Since the early 1950s when Henrietta’s cells were harvested, much has changed in terms of how we navigate the ethical landscape of biomedical research and indeed any human model research. Much of biological research still hinges upon human tissue samples but scientists are now mandated to de-identify tissue samples. Although this decreases the risk of privacy violations such as the ones Henrietta and her family had to grapple with, it does increase the risk of cognitive dissonance in terms of viewing these cells as just another inanimate piece of lab equipment. Therefore, one of the take-home messages of this extraordinary story of perseverance and humanity is that there are human beings behind every biological sample used in the laboratory. The people behind those samples often have their own thoughts and feelings about what should happen to their tissues. The problem is that they are often left out of the conversation. Such violations also raise the question of informed consent and the extent to which a signature indeed signifies informed consent. I can only relate to this in terms of my own limited experiences with medical informed consent. The only times I had to sign an informed consent form with immediate consequences was during childbirth and in those situations, I honestly felt like there was a vast power differential between the medical staff and me. I cannot imagine what this must feel like if you have a third-grade education such as Henrietta’s husband had. Even if he had been presented with an informed consent to sign, which he was not, he surely would not have been in a position to truly understand the implications of what he was consenting to. As a society, we must do a better job at making sure that we advocate for those who lack information and power.

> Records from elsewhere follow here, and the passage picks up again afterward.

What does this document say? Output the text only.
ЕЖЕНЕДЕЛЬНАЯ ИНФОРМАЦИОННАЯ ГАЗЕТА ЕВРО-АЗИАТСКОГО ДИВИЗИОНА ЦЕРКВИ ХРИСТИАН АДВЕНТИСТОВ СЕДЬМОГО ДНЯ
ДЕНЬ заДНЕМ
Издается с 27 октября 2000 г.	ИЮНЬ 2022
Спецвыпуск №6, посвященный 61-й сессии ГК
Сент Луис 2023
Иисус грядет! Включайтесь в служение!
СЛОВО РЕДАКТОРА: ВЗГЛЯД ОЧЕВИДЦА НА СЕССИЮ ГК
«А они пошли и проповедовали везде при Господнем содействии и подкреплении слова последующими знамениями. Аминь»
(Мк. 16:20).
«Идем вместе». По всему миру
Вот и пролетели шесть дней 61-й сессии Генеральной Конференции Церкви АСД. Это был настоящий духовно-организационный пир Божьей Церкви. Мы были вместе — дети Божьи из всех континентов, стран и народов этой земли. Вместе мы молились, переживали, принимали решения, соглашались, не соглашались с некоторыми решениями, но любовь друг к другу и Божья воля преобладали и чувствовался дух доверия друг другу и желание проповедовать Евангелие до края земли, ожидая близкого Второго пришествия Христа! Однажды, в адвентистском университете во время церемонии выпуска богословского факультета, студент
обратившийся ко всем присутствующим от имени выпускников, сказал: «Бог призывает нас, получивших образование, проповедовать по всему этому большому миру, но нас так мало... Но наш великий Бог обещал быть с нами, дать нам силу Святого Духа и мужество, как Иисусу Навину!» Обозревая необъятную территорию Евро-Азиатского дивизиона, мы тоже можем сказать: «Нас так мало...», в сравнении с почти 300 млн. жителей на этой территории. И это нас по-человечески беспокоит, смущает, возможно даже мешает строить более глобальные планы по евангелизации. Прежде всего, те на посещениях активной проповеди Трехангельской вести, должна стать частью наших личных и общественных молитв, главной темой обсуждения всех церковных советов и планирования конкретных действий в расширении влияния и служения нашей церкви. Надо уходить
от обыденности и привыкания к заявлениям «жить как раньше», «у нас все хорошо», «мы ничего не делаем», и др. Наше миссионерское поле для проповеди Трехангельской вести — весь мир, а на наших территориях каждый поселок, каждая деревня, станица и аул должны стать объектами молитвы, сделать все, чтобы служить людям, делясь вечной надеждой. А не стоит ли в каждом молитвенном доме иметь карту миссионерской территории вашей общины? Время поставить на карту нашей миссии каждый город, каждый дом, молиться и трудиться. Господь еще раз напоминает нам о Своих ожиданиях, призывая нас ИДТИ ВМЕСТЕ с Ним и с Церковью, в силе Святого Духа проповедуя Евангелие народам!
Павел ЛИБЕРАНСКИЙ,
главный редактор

At the conclusion of the lecture, I did not leave with a sense of dread or a desire to rehash all the injustices of the past. I moved on that day with a sense of optimism. I view this story as a testament to our ability to recognize the flaws in our prior actions. The subsequent improvements in ethics support the extent to which we can improve and strive to act more morally. It inspires me that something as small as a cell taken from one person can have an impact on millions of people’s quality of life decades later. It is these ideas I hope will remain immortal alongside the HeLa cells.